Alicia Morgans: So important for us to think about as we're trying to personalize medicine. Good news for those patients, at least in this particular trial that had a BRCA2 alteration that they would have potentially a better response to a PSMA targeted therapy. Whereas those patients who have AR amplification or MIC alterations, they're having not necessarily as robust of a response, which is important I think as we think about escape mechanisms from PSA targeting and certainly approaches in the future, things that we need to kind of address in the future as we're moving this therapy forward. Any other messages that we should take from this exciting study that you've done?
Panagiotis Vlachostergios: I think it's promising data. We definitely need to confirm in prospective studies. The fact that PSMA zero visual score patients had some response. Look, a minority of them suggest that there's still maybe some micrometastatic disease that we're not able to detect. And probably the future is combining PSMA with other either FDA approved or experimental therapies to try to increase the yield of responses.
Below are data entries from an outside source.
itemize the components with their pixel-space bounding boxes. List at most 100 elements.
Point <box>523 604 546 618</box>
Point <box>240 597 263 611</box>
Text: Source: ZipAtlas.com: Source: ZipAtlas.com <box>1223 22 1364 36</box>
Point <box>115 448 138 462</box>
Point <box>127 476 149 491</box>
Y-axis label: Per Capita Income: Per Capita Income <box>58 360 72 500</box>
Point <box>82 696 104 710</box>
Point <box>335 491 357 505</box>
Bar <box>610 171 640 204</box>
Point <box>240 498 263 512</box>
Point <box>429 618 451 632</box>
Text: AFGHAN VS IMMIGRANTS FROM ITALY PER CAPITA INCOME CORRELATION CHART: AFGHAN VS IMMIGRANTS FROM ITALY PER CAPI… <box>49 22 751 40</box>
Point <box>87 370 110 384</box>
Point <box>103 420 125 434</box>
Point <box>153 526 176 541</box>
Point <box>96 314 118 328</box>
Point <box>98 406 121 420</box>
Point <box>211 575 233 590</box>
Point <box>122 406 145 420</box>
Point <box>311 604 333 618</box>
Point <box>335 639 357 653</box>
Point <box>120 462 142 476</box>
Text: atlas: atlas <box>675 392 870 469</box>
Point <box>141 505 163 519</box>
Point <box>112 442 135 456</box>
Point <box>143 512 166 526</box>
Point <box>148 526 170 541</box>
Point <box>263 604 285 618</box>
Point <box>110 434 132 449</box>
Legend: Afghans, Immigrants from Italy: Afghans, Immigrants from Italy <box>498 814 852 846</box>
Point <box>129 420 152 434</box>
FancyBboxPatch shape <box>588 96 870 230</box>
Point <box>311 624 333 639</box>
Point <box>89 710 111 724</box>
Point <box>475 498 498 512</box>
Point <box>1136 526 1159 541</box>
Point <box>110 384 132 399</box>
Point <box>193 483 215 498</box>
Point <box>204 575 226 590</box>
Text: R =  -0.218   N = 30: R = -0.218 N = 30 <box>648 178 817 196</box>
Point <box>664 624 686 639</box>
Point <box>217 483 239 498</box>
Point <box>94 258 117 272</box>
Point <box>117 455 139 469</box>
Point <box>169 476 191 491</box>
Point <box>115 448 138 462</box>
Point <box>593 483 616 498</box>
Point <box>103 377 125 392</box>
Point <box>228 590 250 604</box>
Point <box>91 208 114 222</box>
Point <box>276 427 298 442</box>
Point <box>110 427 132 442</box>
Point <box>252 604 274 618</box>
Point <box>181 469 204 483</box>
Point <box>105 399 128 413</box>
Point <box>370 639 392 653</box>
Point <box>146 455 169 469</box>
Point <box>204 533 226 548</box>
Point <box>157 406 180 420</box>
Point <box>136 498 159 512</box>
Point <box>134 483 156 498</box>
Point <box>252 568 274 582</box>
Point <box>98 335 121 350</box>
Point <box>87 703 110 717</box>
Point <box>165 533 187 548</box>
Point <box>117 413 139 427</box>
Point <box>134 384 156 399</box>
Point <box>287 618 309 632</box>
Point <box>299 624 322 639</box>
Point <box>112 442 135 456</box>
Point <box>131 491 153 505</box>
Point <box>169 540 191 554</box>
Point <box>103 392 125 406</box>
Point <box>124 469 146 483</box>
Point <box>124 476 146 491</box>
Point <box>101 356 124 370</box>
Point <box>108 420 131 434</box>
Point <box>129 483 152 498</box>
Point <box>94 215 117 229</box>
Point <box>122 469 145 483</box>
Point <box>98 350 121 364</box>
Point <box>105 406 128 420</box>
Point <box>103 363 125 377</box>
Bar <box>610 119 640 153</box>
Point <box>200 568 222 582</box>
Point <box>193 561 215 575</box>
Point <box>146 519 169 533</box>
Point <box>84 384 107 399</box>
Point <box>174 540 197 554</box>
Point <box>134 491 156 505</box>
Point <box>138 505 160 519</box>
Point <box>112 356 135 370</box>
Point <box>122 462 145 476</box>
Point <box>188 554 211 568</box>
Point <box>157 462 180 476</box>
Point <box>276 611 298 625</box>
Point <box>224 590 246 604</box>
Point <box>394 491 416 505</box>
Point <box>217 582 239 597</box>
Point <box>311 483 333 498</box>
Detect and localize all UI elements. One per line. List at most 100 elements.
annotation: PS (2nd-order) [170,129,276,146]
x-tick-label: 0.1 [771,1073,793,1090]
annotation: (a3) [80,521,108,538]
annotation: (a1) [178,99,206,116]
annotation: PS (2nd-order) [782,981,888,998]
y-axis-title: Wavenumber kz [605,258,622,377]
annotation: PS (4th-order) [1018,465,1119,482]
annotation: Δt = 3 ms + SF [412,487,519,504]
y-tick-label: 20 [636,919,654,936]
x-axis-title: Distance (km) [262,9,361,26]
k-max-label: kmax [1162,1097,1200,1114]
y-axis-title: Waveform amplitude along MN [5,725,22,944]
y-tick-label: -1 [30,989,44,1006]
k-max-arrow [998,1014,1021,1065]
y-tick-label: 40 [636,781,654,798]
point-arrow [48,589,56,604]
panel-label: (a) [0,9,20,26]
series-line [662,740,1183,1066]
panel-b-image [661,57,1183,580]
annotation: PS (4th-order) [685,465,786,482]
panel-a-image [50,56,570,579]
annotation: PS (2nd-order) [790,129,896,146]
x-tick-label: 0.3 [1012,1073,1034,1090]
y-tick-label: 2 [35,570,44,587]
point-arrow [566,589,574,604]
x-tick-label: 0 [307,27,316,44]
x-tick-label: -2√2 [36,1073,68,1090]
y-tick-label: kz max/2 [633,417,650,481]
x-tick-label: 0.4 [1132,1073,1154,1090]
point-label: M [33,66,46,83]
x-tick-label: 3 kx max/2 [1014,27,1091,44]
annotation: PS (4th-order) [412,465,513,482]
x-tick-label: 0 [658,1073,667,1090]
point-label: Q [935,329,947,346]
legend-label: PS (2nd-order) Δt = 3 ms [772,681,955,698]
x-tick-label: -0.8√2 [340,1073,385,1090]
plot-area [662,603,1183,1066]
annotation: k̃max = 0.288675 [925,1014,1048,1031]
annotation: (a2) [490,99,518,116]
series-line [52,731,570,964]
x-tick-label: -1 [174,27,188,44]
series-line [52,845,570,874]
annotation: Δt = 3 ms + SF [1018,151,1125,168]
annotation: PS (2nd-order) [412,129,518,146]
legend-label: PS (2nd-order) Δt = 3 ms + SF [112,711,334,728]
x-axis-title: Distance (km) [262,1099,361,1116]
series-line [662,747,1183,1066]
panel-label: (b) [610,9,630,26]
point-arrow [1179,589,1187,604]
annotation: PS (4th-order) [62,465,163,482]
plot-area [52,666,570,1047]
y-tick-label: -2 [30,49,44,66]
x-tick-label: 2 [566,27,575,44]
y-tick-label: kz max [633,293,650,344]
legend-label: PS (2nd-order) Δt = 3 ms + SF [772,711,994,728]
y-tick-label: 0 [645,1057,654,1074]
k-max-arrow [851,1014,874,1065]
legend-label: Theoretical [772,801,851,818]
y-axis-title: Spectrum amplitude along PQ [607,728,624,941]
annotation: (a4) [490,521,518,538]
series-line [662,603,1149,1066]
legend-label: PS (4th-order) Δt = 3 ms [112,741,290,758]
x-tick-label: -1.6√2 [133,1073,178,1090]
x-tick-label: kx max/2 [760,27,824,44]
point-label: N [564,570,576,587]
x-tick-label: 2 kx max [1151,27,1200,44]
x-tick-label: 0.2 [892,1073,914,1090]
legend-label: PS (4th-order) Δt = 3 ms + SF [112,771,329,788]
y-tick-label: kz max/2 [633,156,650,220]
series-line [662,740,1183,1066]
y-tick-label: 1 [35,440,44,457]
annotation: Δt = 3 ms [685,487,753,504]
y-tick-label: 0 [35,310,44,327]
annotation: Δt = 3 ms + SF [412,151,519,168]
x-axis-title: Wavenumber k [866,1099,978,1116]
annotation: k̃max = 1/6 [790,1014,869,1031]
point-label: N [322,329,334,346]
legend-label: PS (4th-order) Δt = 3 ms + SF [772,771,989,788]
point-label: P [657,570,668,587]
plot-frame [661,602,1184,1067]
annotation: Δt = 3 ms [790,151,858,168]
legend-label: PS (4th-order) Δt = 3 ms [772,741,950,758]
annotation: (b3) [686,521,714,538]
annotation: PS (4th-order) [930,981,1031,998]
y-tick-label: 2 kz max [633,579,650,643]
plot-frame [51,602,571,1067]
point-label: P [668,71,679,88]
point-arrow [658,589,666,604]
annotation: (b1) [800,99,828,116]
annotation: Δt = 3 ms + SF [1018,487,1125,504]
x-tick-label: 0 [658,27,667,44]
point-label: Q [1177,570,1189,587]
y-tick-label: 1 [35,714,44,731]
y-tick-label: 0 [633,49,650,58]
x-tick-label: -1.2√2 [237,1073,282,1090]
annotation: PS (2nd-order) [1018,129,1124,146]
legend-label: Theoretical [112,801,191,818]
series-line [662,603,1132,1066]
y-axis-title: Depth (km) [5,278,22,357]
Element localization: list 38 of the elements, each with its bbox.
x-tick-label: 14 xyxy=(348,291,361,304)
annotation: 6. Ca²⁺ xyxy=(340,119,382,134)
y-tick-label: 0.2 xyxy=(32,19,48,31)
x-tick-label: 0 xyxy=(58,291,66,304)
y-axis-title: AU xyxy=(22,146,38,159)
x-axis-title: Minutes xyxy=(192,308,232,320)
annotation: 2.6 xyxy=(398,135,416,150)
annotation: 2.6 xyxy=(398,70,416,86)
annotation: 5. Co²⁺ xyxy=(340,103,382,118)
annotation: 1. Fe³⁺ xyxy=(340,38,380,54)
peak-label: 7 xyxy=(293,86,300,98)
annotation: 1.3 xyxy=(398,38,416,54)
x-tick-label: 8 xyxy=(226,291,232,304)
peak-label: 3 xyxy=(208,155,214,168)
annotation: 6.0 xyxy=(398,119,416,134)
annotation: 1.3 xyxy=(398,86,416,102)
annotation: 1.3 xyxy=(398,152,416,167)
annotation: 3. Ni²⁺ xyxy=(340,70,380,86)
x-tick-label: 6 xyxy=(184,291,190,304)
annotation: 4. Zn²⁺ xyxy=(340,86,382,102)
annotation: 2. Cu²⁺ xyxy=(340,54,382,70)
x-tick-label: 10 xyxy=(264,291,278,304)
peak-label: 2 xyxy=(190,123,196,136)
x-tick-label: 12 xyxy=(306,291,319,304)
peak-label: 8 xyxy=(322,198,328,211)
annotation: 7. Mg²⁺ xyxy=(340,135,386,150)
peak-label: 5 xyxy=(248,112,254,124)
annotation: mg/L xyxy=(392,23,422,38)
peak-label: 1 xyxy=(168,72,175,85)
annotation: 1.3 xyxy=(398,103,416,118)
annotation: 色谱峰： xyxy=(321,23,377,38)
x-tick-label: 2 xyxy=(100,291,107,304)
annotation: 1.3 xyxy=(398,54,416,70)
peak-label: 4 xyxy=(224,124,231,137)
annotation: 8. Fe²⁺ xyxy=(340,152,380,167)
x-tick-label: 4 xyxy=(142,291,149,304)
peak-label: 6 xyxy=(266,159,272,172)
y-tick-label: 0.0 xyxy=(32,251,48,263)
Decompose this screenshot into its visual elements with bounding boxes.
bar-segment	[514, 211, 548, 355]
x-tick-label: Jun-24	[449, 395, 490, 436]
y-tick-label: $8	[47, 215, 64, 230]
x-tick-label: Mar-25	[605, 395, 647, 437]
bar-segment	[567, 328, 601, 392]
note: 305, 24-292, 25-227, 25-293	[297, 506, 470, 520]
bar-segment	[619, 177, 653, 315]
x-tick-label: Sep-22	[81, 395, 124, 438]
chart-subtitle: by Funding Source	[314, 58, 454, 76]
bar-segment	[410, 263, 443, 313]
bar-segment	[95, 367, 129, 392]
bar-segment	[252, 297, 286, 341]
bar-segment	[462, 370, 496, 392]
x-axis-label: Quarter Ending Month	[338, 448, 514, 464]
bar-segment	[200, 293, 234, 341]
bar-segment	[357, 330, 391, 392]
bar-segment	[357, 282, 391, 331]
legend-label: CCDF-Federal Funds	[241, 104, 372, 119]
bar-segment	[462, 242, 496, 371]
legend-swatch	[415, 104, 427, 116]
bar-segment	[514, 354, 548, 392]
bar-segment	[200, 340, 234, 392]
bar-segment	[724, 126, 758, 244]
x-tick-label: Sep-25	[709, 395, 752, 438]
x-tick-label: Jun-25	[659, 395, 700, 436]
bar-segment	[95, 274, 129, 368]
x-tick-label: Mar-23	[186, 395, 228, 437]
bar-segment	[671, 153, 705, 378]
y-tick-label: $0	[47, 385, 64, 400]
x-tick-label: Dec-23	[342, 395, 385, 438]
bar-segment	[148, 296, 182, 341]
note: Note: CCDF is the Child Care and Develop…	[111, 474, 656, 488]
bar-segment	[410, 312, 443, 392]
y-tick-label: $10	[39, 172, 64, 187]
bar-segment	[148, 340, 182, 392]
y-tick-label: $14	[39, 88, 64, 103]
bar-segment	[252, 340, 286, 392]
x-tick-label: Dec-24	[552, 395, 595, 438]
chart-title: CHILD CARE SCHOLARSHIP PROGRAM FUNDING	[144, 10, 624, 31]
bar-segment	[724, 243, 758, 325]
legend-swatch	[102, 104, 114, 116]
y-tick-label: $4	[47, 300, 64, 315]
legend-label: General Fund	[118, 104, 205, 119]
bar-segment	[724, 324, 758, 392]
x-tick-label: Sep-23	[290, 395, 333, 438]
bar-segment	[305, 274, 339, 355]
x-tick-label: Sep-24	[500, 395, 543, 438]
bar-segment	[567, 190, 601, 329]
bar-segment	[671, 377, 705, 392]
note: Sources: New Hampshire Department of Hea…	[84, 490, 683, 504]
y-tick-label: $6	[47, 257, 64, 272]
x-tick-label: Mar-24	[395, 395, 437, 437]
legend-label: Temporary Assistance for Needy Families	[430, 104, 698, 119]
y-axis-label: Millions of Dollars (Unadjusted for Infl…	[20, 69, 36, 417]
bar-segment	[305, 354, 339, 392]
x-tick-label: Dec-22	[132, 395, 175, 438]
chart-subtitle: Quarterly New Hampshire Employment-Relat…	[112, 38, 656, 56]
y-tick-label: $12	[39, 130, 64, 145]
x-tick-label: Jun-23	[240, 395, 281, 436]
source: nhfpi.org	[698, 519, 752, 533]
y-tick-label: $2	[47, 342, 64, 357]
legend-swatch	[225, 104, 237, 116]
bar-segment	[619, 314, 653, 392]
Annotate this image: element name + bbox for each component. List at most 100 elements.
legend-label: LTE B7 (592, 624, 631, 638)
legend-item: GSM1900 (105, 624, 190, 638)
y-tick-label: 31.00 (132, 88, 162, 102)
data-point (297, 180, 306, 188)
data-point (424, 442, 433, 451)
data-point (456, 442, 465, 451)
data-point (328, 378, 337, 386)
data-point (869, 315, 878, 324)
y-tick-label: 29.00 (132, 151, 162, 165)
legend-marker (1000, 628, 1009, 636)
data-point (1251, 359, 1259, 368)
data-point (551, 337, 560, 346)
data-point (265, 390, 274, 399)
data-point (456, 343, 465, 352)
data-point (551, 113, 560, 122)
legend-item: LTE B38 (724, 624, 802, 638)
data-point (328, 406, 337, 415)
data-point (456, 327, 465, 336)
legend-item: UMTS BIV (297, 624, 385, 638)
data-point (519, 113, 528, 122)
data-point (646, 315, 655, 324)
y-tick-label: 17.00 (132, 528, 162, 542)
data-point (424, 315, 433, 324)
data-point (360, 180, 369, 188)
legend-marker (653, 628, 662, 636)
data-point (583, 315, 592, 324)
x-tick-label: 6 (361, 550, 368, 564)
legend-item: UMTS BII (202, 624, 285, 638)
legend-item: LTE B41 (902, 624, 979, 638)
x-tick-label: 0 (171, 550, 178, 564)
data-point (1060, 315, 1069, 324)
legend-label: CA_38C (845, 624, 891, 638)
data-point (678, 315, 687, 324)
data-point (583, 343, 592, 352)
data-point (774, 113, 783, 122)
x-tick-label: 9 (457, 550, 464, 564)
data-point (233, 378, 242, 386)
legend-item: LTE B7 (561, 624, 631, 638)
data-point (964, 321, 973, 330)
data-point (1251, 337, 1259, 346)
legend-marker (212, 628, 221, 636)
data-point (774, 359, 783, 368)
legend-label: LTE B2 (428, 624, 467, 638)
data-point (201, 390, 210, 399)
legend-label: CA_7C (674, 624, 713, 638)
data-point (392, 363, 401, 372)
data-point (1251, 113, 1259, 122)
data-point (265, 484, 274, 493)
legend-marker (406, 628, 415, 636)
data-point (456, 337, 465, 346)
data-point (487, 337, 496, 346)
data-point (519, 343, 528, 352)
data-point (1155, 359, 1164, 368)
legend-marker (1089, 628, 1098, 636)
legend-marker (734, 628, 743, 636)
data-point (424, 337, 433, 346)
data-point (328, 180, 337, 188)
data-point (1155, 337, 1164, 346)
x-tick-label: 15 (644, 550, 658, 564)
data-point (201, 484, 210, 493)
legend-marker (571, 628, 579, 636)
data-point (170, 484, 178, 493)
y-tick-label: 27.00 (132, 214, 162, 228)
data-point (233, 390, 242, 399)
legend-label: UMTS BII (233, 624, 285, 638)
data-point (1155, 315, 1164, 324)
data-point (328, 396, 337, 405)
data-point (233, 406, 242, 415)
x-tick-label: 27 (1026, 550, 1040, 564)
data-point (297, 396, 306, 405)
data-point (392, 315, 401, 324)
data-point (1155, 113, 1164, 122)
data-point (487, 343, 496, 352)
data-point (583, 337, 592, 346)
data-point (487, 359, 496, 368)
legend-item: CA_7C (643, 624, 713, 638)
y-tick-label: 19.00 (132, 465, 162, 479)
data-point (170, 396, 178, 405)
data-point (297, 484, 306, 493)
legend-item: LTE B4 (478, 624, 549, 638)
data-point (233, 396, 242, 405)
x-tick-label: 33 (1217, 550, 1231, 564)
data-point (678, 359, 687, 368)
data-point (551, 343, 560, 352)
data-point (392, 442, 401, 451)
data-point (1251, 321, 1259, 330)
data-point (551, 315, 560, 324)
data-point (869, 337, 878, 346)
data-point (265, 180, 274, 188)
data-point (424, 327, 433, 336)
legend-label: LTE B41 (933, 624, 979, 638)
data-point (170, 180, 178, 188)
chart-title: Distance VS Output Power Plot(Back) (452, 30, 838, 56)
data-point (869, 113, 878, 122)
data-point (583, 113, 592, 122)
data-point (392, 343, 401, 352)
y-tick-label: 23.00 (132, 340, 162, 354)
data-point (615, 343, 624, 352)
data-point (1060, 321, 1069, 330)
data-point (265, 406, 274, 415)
But definitely in a biomarker-driven way and not blindly.
Alicia Morgans: And if somebody wanted to implement one of these visual scores in their own clinic, is it something that is software-based or is it clinician-based? How do you calculate that score?
Panagiotis Vlachostergios: It's more clinician based by two different assessments done. And basically it's a scale from zero to four either on a planner camera or on gallium-PET, comparing the expression of PSMA, the radiological question of PSMA with the avidity of the liver.
Alicia Morgans: So a nuclear medicine physician in the future might be able to implement this score as they're trying to help you prognosticate.
Panagiotis Vlachostergios: Absolutely.
Alicia Morgans: Well, very good. Thank you so much for sharing this study with us. Thank you for doing the work in the first place, and thank you for taking the time to talk with me.
Panagiotis Vlachostergios: Thank you very much.